As we face unprecedented changes to higher education in the UK, and to be more precise, the withdrawal of state funding for public education and the increasing privatisation of the University, maintaining a space for politically and theoretically oriented considerations of law, state, economy, and society becomes ever more important. The colonisation of ‘life itself’ by market forces threatens the degradation of our social and political environments at an ever increasing speed. The cuts to the funding of education are of course, one part of a sustained attack on what remains of the welfare state, and of the public sector more generally. We know that the cuts will have a greater impact on women than men, and are already affecting vulnerable groups such as single mothers, those living with disabilities, migrants and refugees, and many others.

Whether it be analyses of the role of immaterial labour in the biopolitical reproduction of capitalist relations, or the ways in which the racial continually reappears in ongoing colonial and post-colonial formations, or more simply, the ways in which power operates to produce, inhibit, or transform political subjectivity, feminist theory has been and continues to be an indispensable intellectual resource and political toolkit for thinking through the violence of the everyday. Feminist Legal Studies provides a space for critical reflection of the ways in which legal and political structures, networks, and attitudes rely on, produce, and perform gender, race, sexuality, class hierarchies, and a range of other phenomena.

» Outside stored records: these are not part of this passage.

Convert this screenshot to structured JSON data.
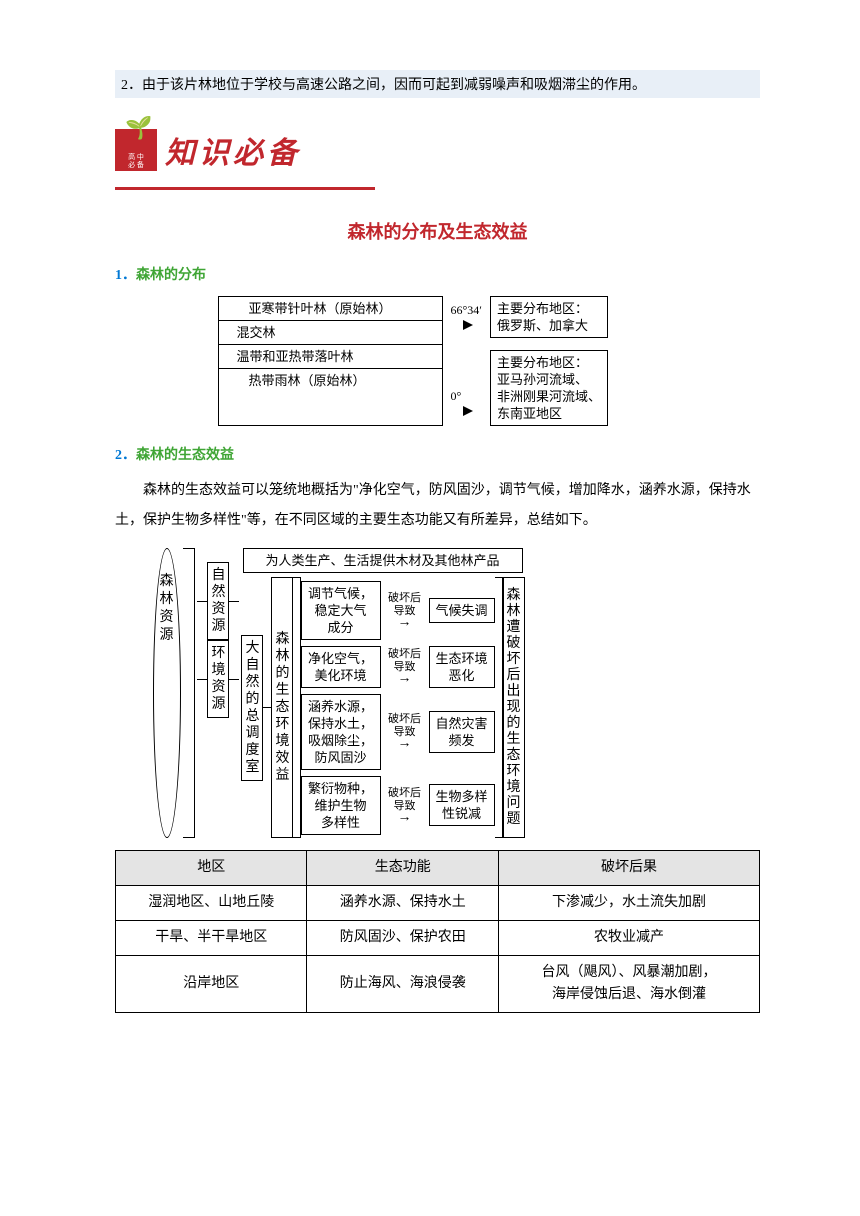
{
  "answer": "2．由于该片林地位于学校与高速公路之间，因而可起到减弱噪声和吸烟滞尘的作用。",
  "header": {
    "logo_small": "高 中\n必 备",
    "title": "知识必备"
  },
  "topic": "森林的分布及生态效益",
  "section1": {
    "num": "1．",
    "title": "森林的分布"
  },
  "diag1": {
    "rows": [
      "亚寒带针叶林（原始林）",
      "混交林",
      "温带和亚热带落叶林",
      "热带雨林（原始林）"
    ],
    "lat_top": "66°34′",
    "lat_bot": "0°",
    "boxA": "主要分布地区：\n俄罗斯、加拿大",
    "boxB": "主要分布地区：\n亚马孙河流域、\n非洲刚果河流域、\n东南亚地区"
  },
  "section2": {
    "num": "2．",
    "title": "森林的生态效益"
  },
  "body": "森林的生态效益可以笼统地概括为\"净化空气，防风固沙，调节气候，增加降水，涵养水源，保持水土，保护生物多样性\"等，在不同区域的主要生态功能又有所差异，总结如下。",
  "diag2": {
    "root": "森林资源",
    "branchA": {
      "name": "自然资源",
      "target": "为人类生产、生活提供木材及其他林产品"
    },
    "branchB": {
      "name": "环境资源",
      "sub": "大自然的总调度室",
      "sub2": "森林的生态环境效益",
      "result_title": "森林遭破坏后出现的生态环境问题",
      "items": [
        {
          "l": "调节气候，\n稳定大气\n成分",
          "m": "破坏后\n导致",
          "r": "气候失调"
        },
        {
          "l": "净化空气，\n美化环境",
          "m": "破坏后\n导致",
          "r": "生态环境\n恶化"
        },
        {
          "l": "涵养水源，\n保持水土，\n吸烟除尘，\n防风固沙",
          "m": "破坏后\n导致",
          "r": "自然灾害\n频发"
        },
        {
          "l": "繁衍物种，\n维护生物\n多样性",
          "m": "破坏后\n导致",
          "r": "生物多样\n性锐减"
        }
      ]
    }
  },
  "table": {
    "headers": [
      "地区",
      "生态功能",
      "破坏后果"
    ],
    "rows": [
      [
        "湿润地区、山地丘陵",
        "涵养水源、保持水土",
        "下渗减少，水土流失加剧"
      ],
      [
        "干旱、半干旱地区",
        "防风固沙、保护农田",
        "农牧业减产"
      ],
      [
        "沿岸地区",
        "防止海风、海浪侵袭",
        "台风（飓风）、风暴潮加剧，\n海岸侵蚀后退、海水倒灌"
      ]
    ]
  }
}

In a time when the category ‘woman’ has been thoroughly deconstructed, sexuality de-reified, and most things once deemed to be factual and foundational proclaimed to be contingent and fluid, FLS embraces both cutting edge thought and a commitment to feminist politics- a politics always, and wonderfully, in a state of contestation. While different ways of being are translated into modes of organisation, spaces for radical thinking and political praxis squeezed by imperatives to demonstrate impact on and transferability to the market place, FLS strives to foster the work of scholars who trace, excavate and explain legal-political phenomena with a view to better understanding, and taking apart those well embedded apparatuses that feed off of and sustain patriarchy, racism, colonialism, zeno and homophobias, and able-ist discourses. It is with enthusiasm, creativity, and an attitude of risk that the editorial collective strives to continue fostering feminist theory and praxis.